I am disclosing that here because I think readers of a site like this deserve an honest account of how its research gets onto the page. There is a version of this project that would not mention the AI and would get away with it for a while — the voice is consistent, the citations are real, the arguments are careful — and I want to be explicit that this is not that version. The assistance is part of the methodology. The responsibility for what appears on the page is mine.
What this is
A small archive of essays on attention, phone use, and disconnecting, each grounded in peer-reviewed research and written for someone who would like to understand the topic without a degree in cognitive neuroscience. A short set of practical suggestions that follow from that research. And one email a month — a long-form piece of writing, and a brief summary of the most interesting research from the preceding four weeks.
It is the kind of website I wanted to exist, and could not find. So I am trying to build it.
The voice
A note on tone, because it matters and because I have watched other projects like this fail on it.
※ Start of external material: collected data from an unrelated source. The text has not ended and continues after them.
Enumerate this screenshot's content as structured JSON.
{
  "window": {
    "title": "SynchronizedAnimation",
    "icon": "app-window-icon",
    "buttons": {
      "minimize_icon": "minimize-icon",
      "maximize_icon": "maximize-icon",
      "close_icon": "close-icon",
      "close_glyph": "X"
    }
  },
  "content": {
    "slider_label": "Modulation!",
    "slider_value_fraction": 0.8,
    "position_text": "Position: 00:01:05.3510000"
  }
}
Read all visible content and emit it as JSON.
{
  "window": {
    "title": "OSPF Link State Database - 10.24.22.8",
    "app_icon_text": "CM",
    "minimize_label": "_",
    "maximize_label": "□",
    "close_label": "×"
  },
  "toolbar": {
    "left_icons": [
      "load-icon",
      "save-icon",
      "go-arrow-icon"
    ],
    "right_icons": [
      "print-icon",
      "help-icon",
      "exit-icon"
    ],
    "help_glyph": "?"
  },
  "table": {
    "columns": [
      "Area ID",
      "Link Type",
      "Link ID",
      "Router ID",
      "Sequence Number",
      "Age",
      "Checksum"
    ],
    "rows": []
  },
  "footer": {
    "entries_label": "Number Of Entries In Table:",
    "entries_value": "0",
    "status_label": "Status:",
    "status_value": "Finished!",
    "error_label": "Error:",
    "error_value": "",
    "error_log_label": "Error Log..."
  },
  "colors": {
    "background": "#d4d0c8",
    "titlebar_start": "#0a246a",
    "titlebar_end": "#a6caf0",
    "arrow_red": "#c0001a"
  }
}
The internet has a lot of writing about phone use and wellness, and most of it is either alarmist, commercial, or faintly sanctimonious. None of that is useful. The aim here is closer to the voice of a careful science writer: dry, specific, declarative, cited. Where the evidence is strong, it is said so. Where it is weak, it is said so. There are no manifestos, no anti-tech jeremiads, and no encouragement to "feel alive" by looking at the sky.
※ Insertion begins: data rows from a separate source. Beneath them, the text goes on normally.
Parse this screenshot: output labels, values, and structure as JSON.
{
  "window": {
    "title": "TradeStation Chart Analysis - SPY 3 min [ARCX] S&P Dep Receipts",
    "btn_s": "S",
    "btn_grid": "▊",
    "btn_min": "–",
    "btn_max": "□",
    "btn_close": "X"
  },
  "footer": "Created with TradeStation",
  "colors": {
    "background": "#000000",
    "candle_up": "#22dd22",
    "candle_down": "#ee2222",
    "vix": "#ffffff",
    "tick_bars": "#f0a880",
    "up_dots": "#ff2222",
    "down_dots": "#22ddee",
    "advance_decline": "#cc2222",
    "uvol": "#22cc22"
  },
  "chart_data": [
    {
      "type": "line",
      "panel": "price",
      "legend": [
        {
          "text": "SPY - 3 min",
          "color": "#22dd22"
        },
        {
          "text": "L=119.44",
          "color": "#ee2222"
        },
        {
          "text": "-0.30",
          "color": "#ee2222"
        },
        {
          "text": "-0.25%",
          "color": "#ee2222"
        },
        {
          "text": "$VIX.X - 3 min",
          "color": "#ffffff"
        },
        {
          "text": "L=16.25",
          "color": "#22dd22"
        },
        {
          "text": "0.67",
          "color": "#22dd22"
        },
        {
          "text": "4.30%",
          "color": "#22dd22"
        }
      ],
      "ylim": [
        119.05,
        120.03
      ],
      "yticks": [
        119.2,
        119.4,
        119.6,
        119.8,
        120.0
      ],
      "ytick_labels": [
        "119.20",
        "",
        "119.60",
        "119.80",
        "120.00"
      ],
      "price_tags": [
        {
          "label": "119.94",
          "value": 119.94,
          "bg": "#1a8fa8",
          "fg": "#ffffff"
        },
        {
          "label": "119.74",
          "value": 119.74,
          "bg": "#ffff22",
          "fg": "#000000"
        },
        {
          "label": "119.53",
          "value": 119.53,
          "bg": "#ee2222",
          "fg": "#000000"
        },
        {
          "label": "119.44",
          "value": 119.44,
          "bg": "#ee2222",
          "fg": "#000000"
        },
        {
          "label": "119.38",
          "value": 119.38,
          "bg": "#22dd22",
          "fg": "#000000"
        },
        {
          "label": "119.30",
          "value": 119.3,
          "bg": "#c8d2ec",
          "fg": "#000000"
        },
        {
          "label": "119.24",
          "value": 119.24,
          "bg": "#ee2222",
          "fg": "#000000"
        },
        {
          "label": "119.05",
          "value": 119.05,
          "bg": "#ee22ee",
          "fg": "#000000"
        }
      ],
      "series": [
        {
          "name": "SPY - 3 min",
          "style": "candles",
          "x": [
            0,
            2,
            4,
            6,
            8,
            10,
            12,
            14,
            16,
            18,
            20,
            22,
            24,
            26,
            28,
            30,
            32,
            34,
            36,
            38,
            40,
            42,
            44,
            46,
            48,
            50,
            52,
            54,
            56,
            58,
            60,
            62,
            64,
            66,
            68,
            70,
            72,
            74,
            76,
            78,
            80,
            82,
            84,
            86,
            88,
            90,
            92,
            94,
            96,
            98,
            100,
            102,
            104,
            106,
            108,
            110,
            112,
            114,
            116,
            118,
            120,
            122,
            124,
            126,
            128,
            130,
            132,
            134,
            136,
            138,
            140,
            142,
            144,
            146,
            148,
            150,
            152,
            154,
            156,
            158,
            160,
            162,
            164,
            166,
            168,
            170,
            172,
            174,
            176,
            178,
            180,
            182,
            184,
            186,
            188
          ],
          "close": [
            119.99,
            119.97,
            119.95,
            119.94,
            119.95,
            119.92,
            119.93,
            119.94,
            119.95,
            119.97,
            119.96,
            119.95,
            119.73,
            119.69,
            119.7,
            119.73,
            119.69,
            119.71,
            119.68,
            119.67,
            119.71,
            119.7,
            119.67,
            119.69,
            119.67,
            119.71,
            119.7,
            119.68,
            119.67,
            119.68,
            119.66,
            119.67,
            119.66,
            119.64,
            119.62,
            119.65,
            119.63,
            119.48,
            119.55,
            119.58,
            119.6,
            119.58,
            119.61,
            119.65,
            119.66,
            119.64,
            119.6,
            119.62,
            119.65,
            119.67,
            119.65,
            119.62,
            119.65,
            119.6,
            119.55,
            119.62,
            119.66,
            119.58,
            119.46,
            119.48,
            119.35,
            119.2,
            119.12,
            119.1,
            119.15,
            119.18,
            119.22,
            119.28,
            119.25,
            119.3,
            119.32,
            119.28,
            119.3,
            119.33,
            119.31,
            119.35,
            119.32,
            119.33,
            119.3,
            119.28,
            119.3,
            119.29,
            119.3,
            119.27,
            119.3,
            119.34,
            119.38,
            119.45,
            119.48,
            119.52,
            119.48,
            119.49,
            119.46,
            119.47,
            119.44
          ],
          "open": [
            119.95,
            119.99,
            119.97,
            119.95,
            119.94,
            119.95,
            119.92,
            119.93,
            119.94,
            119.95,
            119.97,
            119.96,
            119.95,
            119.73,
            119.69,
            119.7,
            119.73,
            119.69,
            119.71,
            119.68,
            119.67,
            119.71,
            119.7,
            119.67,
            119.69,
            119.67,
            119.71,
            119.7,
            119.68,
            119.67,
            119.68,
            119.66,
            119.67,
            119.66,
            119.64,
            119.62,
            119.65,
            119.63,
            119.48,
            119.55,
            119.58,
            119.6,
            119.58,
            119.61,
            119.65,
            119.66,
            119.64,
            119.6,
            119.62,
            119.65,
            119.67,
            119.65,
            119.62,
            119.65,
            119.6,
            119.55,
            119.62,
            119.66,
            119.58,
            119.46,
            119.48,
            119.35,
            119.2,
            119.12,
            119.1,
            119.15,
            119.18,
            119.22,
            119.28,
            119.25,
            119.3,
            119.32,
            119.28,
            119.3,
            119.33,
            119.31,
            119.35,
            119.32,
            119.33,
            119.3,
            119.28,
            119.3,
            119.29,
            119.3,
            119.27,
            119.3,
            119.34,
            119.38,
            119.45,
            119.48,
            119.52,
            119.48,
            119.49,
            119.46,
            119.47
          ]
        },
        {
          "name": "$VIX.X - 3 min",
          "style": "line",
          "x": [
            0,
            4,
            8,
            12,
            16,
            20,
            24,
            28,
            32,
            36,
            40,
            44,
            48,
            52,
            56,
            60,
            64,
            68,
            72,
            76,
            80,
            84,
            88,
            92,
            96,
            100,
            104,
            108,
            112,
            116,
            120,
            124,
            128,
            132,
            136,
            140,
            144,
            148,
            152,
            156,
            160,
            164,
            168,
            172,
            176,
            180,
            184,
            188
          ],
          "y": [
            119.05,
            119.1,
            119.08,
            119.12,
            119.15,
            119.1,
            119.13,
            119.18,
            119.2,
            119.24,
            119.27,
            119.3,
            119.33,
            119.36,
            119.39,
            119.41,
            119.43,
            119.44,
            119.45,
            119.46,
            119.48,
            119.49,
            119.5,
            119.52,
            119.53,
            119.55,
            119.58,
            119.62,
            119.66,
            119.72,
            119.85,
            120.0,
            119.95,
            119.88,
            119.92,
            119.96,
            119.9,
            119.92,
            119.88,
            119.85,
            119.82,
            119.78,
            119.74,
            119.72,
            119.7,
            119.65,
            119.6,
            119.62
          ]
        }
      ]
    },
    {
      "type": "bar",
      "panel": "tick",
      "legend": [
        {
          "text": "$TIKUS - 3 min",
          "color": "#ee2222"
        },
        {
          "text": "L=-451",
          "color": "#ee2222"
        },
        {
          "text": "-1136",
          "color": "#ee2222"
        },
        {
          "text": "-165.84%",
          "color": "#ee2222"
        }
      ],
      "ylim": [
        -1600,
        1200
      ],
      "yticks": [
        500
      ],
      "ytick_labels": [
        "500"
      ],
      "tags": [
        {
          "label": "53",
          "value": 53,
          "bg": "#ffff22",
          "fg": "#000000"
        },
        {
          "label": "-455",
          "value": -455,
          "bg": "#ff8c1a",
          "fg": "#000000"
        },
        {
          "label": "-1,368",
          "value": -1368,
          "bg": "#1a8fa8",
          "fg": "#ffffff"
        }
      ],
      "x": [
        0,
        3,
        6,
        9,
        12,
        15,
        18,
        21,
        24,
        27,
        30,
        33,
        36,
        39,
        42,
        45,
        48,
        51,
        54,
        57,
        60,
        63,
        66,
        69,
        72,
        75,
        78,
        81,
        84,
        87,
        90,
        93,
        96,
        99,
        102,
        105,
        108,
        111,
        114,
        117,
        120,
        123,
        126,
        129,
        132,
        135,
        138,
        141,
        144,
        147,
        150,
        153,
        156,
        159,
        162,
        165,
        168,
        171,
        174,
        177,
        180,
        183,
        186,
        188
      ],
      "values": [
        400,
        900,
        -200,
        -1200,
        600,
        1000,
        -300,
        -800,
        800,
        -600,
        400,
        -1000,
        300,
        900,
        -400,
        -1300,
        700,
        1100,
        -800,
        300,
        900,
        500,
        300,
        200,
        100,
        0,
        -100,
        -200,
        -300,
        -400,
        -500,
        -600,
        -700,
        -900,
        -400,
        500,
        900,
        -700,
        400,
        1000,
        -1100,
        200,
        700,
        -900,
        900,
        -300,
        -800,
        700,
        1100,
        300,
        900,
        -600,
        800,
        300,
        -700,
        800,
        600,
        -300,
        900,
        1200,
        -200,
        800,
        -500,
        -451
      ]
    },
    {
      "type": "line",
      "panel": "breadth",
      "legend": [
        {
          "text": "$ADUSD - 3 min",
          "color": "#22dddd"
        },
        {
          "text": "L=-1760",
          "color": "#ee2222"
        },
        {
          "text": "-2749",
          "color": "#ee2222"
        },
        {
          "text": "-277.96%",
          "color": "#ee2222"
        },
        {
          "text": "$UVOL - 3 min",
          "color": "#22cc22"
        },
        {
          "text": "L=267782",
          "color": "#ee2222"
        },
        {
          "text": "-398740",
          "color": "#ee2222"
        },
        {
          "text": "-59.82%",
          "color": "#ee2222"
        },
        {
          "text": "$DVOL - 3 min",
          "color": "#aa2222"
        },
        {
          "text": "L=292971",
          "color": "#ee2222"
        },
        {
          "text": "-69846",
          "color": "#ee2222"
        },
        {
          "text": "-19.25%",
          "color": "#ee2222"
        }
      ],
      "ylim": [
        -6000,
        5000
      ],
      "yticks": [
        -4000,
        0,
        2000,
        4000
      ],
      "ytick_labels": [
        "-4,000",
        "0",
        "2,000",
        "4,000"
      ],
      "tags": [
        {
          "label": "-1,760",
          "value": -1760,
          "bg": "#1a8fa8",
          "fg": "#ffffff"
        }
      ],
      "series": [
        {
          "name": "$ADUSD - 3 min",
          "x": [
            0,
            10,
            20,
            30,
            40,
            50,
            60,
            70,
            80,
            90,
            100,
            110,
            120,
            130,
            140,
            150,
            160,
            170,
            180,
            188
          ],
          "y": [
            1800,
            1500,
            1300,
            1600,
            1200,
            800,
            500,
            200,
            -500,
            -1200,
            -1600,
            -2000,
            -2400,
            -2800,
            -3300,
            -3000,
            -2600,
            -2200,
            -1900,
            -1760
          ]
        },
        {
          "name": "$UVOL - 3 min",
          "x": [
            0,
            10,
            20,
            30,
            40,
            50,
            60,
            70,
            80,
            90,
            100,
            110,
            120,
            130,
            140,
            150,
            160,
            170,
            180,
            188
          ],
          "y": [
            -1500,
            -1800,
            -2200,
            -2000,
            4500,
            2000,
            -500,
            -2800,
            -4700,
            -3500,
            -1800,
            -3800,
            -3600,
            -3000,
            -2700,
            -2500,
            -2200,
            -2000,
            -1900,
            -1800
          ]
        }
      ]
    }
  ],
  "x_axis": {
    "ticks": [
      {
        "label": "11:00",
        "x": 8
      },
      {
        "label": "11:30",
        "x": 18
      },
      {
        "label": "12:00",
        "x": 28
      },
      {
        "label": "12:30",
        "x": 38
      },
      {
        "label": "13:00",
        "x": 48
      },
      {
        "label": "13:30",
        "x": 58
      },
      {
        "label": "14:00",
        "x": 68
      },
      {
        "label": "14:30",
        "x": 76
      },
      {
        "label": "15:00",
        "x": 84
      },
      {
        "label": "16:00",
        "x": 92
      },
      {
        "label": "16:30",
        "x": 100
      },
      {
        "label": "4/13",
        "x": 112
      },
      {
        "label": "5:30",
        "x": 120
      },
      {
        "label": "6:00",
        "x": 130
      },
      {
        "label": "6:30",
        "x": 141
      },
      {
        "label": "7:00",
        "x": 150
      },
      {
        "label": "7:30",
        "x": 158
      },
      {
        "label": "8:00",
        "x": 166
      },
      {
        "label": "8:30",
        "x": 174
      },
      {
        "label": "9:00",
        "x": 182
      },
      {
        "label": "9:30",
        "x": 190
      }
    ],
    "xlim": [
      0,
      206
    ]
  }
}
The sky is fine on its own merits. It does not need the endorsement.
What to read first
If you only have ten minutes, the most useful thing on this site is the essay on the brain's Default Mode Network, which argues — with citations — that a certain amount of boredom is not a failure state but a neurological necessity. If you have a bit longer, the monthly flagship essays attempt to survey a specific strand of the research in depth.
Everything else is intended to be read slowly, ideally not on a phone.